C2C12 cells were seeded in ten 150 mm plates in GM, medium was switched to DM for six days to induce myogenic differentiation and conditioned medium was collected (two days after the last medium change). Extracellular vesicles were isolated from differentiated C2C12 myotube conditioned medium by size-exclusion liquid chromatography (SEC-LC) as described previously [52]. Briefly, debris from the crude conditioned medium samples was removed by centrifugation at 300 g for five minutes, followed by 2,000 g for ten minutes in fresh tubes. Samples were passed through 0.22 µm filters and then run through a 10 kDa tangential flow membrane to concentrate the sample to ~15 ml volume, followed by a further filtration step using 10 kDa spin filters (Sartorius, Goettingen, Germany) (centrifugation at 4,000 g for 15 minutes at 4°C) to further concentrate the sample to a volume less than 2 ml. Concentrated samples were injected into a Sephacryl column containing Sepharose 4 Fast Flow resin (GE Healthcare, Little Chalfont, UK) and linked to an ÄKTA pure system with UV flow cell (GE Healthcare) for size-exclusion fractionation. Fractions were collected based on UV absorbance (protein content) and the EV-containing fractions (numbers five to eight) were pooled and further concentrated to a volume of ~200 µl using a 10 kDa spin filter (MilliporeSigma).
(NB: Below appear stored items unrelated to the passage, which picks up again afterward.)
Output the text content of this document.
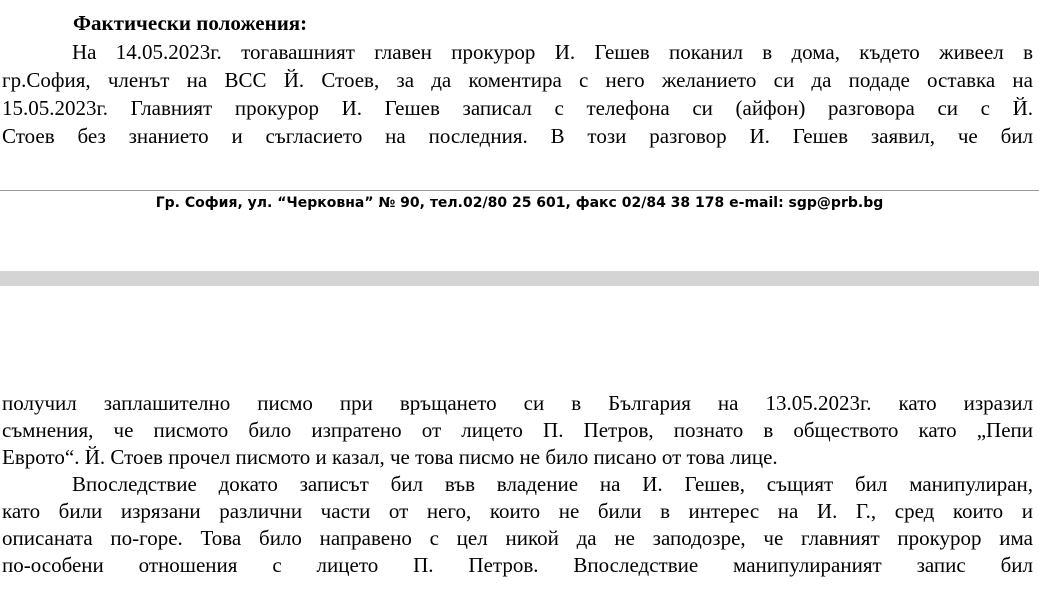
Фактически положения:
На 14.05.2023г. тогавашният главен прокурор И. Гешев поканил в дома, където живеел в
гр.София, членът на ВСС Й. Стоев, за да коментира с него желанието си да подаде оставка на
15.05.2023г. Главният прокурор И. Гешев записал с телефона си (айфон) разговора си с Й.
Стоев без знанието и съгласието на последния. В този разговор И. Гешев заявил, че бил
Гр. София, ул. “Черковна” № 90, тел.02/80 25 601, факс 02/84 38 178 e-mail: sgp@prb.bg
получил заплашително писмо при връщането си в България на 13.05.2023г. като изразил
съмнения, че писмото било изпратено от лицето П. Петров, познато в обществото като „Пепи
Еврото“. Й. Стоев прочел писмото и казал, че това писмо не било писано от това лице.
Впоследствие докато записът бил във владение на И. Гешев, същият бил манипулиран,
като били изрязани различни части от него, които не били в интерес на И. Г., сред които и
описаната по-горе. Това било направено с цел никой да не заподозре, че главният прокурор има
по-особени отношения с лицето П. Петров. Впоследствие манипулираният запис бил
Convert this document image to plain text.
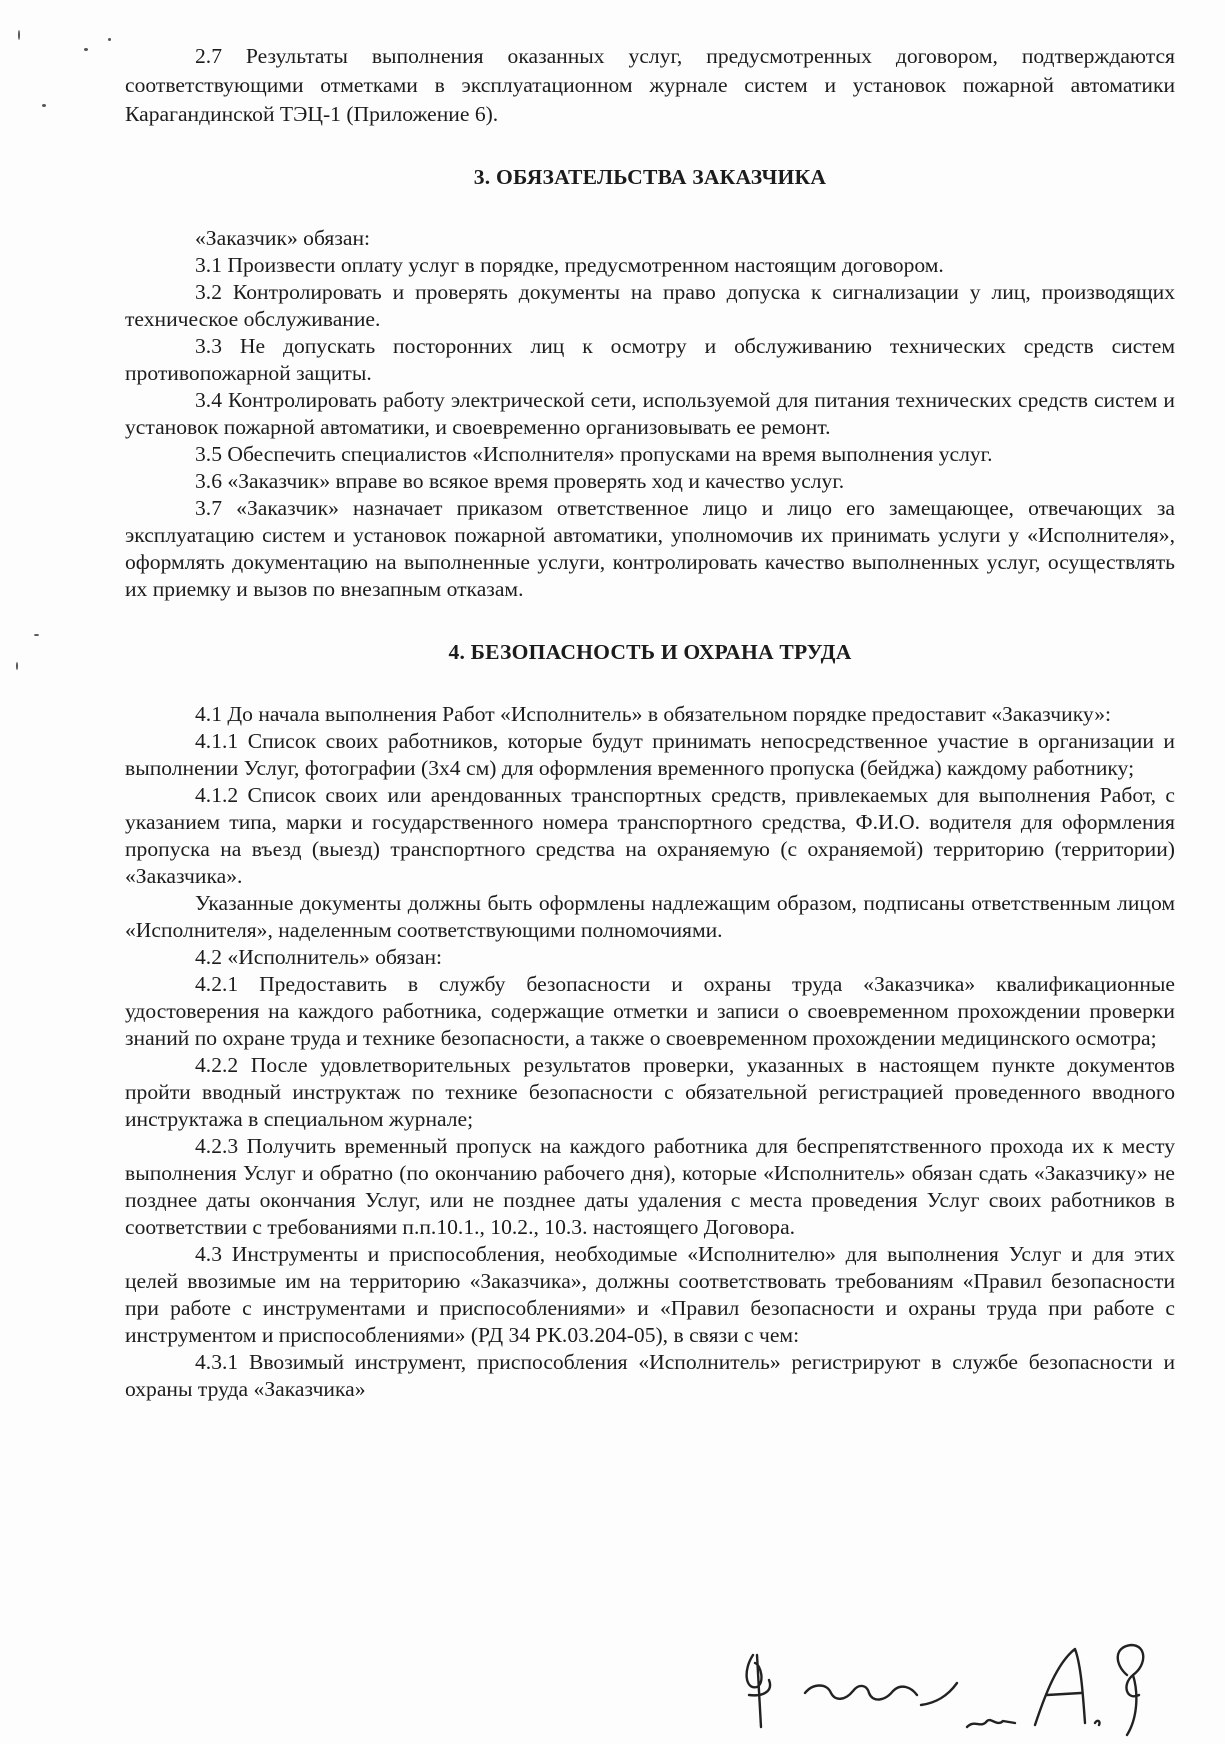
2.7 Результаты выполнения оказанных услуг, предусмотренных договором, подтверждаются соответствующими отметками в эксплуатационном журнале систем и установок пожарной автоматики Карагандинской ТЭЦ-1 (Приложение 6).

3. ОБЯЗАТЕЛЬСТВА ЗАКАЗЧИКА

«Заказчик» обязан:

3.1 Произвести оплату услуг в порядке, предусмотренном настоящим договором.

3.2 Контролировать и проверять документы на право допуска к сигнализации у лиц, производящих техническое обслуживание.

3.3 Не допускать посторонних лиц к осмотру и обслуживанию технических средств систем противопожарной защиты.

3.4 Контролировать работу электрической сети, используемой для питания технических средств систем и установок пожарной автоматики, и своевременно организовывать ее ремонт.

3.5 Обеспечить специалистов «Исполнителя» пропусками на время выполнения услуг.

3.6 «Заказчик» вправе во всякое время проверять ход и качество услуг.

3.7 «Заказчик» назначает приказом ответственное лицо и лицо его замещающее, отвечающих за эксплуатацию систем и установок пожарной автоматики, уполномочив их принимать услуги у «Исполнителя», оформлять документацию на выполненные услуги, контролировать качество выполненных услуг, осуществлять их приемку и вызов по внезапным отказам.

4. БЕЗОПАСНОСТЬ И ОХРАНА ТРУДА

4.1 До начала выполнения Работ «Исполнитель» в обязательном порядке предоставит «Заказчику»:

4.1.1 Список своих работников, которые будут принимать непосредственное участие в организации и выполнении Услуг, фотографии (3х4 см) для оформления временного пропуска (бейджа) каждому работнику;

4.1.2 Список своих или арендованных транспортных средств, привлекаемых для выполнения Работ, с указанием типа, марки и государственного номера транспортного средства, Ф.И.О. водителя для оформления пропуска на въезд (выезд) транспортного средства на охраняемую (с охраняемой) территорию (территории) «Заказчика».

Указанные документы должны быть оформлены надлежащим образом, подписаны ответственным лицом «Исполнителя», наделенным соответствующими полномочиями.

4.2 «Исполнитель» обязан:

4.2.1 Предоставить в службу безопасности и охраны труда «Заказчика» квалификационные удостоверения на каждого работника, содержащие отметки и записи о своевременном прохождении проверки знаний по охране труда и технике безопасности, а также о своевременном прохождении медицинского осмотра;

4.2.2 После удовлетворительных результатов проверки, указанных в настоящем пункте документов пройти вводный инструктаж по технике безопасности с обязательной регистрацией проведенного вводного инструктажа в специальном журнале;

4.2.3 Получить временный пропуск на каждого работника для беспрепятственного прохода их к месту выполнения Услуг и обратно (по окончанию рабочего дня), которые «Исполнитель» обязан сдать «Заказчику» не позднее даты окончания Услуг, или не позднее даты удаления с места проведения Услуг своих работников в соответствии с требованиями п.п.10.1., 10.2., 10.3. настоящего Договора.

4.3 Инструменты и приспособления, необходимые «Исполнителю» для выполнения Услуг и для этих целей ввозимые им на территорию «Заказчика», должны соответствовать требованиям «Правил безопасности при работе с инструментами и приспособлениями» и «Правил безопасности и охраны труда при работе с инструментом и приспособлениями» (РД 34 РК.03.204-05), в связи с чем:

4.3.1 Ввозимый инструмент, приспособления «Исполнитель» регистрируют в службе безопасности и охраны труда «Заказчика»
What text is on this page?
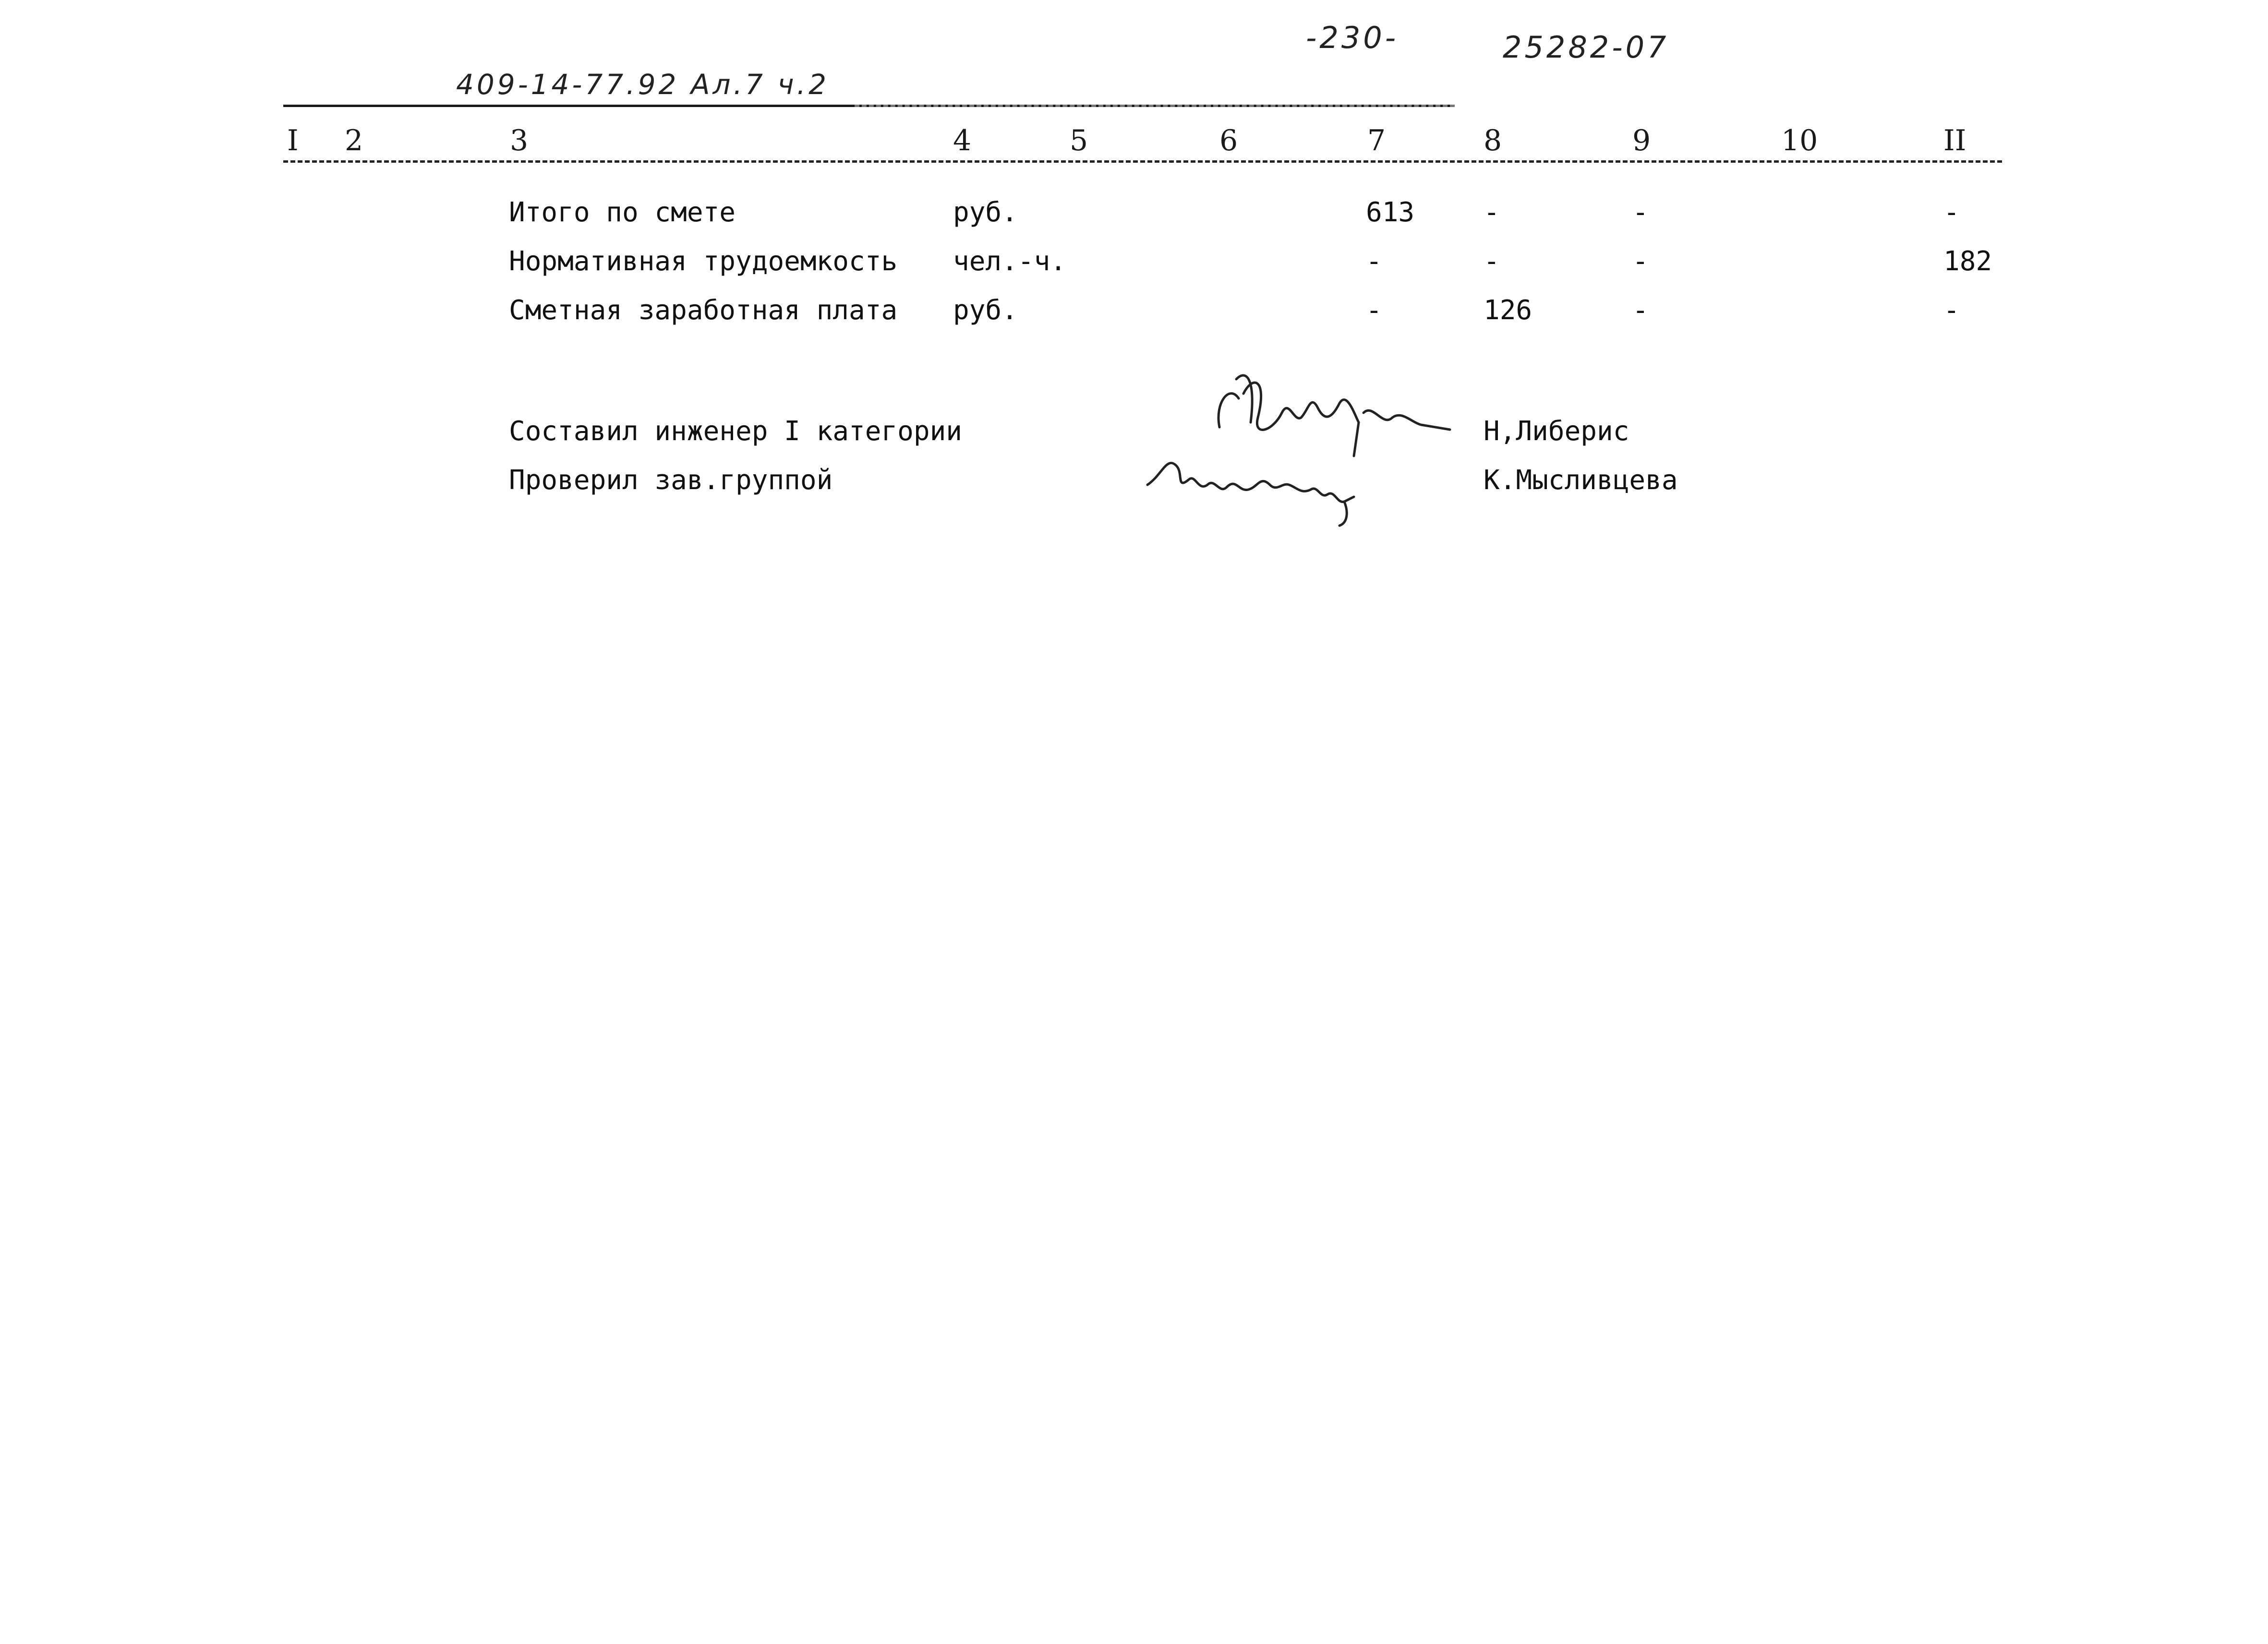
409-14-77.92 Ал.7 ч.2
-230-	25282-07
I 2	3	4	5	6	7	8	9	10	II
Итого по смете	руб.	613	-	-	-
Нормативная трудоемкость чел.-ч.	-	-	-	182
Сметная заработная плата руб.	-	126	-	-
Составил инженер I категории	Н,Либерис
Проверил зав.группой	К.Мысливцева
Nanoparticle tracking analysis

Nanoparticle tracking analysis was performed using the NanoSight NS500 instrument and NTA 3.1 analytical software (both Malvern Instruments, Malvern, UK). Samples were diluted 1:500 in PBS to achieve a particle count of between 2 × 108 and 2 × 109 particles per ml. Three 30 second videos for each sample were recorded and analyzed using the script and batch control facilities.

Western blot

EV sample total protein concentrations were determined by BCA assay (Thermo Fisher Scientific, Loughborough, UK), and 10 µg of protein separated by SDS-PAGE using NuPAGE Sample Reducing Agent and precast NuPAGE 4–12% Bis-Tris Protein Gels (both Thermo Fisher Scientific). Precision Plus Protein Dual Color Standards ladder was utilized to determine the size of protein bands (Bio-Rad Laboratories, Perth, UK). Proteins were transferred to a polyvinylidene difluoride (PVDF) membrane and probed with antibodies as appropriate (details of primary and secondary antibodies are provided in Table S2). Chemiluminescence was measured using the Odyssey Fc Imaging System (LI-COR Biosciences, Cambridge, USA).

Statistical analysis

Correlation analysis, linear regression, and non-linear regression were performed using GraphPad Prism 5 (GraphPad Software Inc, La Jolla, CA).